I disagree with the majority's decision to grant the petition for writ of mandamus because the district court correctly dismissed the appeal as untimely filed. The trial court dismissed Griffin's civil rights case on January 23, 2001. Griffin's notice of appeal was docketed in the trial court on March 6, 2001, some forty-two days after the order sought to be appealed was entered. The district court dismissed the appeal for lack of jurisdiction because the notice was untimely. This Court is now requiring the district court to reinstate the appeal based on our prior decision of Thompson v. State, 761 So.2d 324 (Fla.2000). In Thompson, we indicated that a legal document submitted by an inmate, which has a certificate of service showing that the pleading was placed in the hands of prison or jail officials on a particular date that would make the pleading timely filed if received by the court on that date, would be accepted as timely filed. However, in this case, the certificate of service filed by Griffin does not state it was given to prison officials on a particular date. The certificate indicates copies were mailed to the clerk of court and the assistant attorney general on a particular date. I do not believe that such a certificate satisfies the requirement of Thompson. Therefore, I respectfully dissent.

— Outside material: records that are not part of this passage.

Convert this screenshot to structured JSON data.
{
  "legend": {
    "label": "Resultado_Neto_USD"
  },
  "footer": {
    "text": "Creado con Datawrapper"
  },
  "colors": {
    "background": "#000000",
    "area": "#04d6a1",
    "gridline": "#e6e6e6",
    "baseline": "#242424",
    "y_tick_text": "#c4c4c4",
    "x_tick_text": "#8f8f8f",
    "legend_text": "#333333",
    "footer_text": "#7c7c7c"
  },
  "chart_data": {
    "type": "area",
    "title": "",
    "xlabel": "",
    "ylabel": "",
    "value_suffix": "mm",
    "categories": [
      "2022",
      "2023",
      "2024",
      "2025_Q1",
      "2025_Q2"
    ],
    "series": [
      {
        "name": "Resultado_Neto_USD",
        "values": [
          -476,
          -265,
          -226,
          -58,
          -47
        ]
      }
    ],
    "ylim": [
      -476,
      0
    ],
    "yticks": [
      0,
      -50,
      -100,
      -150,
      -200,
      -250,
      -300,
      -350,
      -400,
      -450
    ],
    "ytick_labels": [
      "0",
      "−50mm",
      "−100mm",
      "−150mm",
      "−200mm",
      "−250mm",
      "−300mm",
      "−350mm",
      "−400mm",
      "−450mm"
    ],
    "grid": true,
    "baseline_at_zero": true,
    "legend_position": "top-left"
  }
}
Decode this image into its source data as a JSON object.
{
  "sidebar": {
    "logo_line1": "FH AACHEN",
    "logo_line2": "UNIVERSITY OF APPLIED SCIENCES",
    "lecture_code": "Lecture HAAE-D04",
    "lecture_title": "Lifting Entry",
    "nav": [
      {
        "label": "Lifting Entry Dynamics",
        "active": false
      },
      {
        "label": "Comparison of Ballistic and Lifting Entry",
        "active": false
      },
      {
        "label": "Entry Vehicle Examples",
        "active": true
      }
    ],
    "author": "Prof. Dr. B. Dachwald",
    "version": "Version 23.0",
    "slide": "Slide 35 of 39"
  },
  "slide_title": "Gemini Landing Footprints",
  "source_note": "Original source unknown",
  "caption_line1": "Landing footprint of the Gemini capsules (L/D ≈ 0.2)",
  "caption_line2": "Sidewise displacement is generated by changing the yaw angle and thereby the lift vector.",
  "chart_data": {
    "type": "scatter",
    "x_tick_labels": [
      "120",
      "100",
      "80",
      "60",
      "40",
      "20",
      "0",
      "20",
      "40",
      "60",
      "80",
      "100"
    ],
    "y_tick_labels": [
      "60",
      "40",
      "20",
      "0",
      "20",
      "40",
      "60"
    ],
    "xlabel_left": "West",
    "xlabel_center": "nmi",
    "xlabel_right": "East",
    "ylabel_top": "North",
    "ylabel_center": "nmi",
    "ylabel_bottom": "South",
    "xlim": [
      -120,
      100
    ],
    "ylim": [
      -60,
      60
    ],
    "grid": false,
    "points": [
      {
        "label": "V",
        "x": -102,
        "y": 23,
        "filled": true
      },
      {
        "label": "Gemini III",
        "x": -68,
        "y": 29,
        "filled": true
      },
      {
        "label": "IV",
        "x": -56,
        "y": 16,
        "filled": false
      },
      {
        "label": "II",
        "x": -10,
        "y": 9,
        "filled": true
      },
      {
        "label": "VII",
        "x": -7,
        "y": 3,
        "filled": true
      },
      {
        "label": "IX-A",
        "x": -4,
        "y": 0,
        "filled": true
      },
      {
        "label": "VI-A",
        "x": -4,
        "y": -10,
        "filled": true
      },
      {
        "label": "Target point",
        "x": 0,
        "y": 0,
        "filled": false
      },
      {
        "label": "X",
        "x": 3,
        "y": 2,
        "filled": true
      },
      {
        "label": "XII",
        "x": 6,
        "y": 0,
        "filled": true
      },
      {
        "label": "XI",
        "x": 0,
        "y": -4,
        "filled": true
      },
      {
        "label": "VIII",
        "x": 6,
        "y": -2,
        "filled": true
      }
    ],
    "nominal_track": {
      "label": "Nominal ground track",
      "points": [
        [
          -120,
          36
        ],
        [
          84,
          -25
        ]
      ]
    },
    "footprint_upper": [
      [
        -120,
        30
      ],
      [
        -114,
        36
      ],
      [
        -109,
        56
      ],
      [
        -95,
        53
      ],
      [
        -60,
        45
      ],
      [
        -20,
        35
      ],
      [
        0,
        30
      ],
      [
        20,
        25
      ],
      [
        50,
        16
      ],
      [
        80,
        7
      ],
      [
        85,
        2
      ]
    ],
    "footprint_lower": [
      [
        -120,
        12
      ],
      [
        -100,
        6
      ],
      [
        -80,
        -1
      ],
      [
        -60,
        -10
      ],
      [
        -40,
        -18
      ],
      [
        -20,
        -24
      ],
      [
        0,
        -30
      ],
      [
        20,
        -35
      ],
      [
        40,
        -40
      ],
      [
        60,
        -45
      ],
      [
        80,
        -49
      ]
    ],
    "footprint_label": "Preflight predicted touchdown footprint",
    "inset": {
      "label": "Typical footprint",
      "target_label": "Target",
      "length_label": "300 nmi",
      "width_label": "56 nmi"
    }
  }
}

1. Although Griffin has since been released from the custody of the Department of Corrections, we conclude that his release does not render the issue in this case moot.
2. The State in its response to Griffin's petition candidly concedes that Griffin's notice of appeal appears to be timely filed under the mailbox rule.
3. The certificate of service in rule 9.420(c)(2) apparently is intended only for use by attorneys and states that: “I certify that a copy has been furnished to ․ (here insert name or names). ․ by. ․ (delivery)(mail). ․ on. ․ (date)․” See Fla. R.App. P. 9.420(c)(2).
4. Because at the present time the appellate rules contain only one certificate of service form for use by attorneys, we hereby refer the instant matter to the Appellate Court Rules Committee to propose an amendment to rule 9.420 to include a separate certificate of service form for use by inmates who are confined in an institution and whose filings are governed by rule 9.420(a)(2). In addition, the committee may wish to consider the provision of a separate certificate of service for use by pro se litigants.
WELLS, C.J., and SHAW, HARDING, ANSTEAD, PARIENTE, and LEWIS, JJ., concur. QUINCE, J., dissents with an opinion.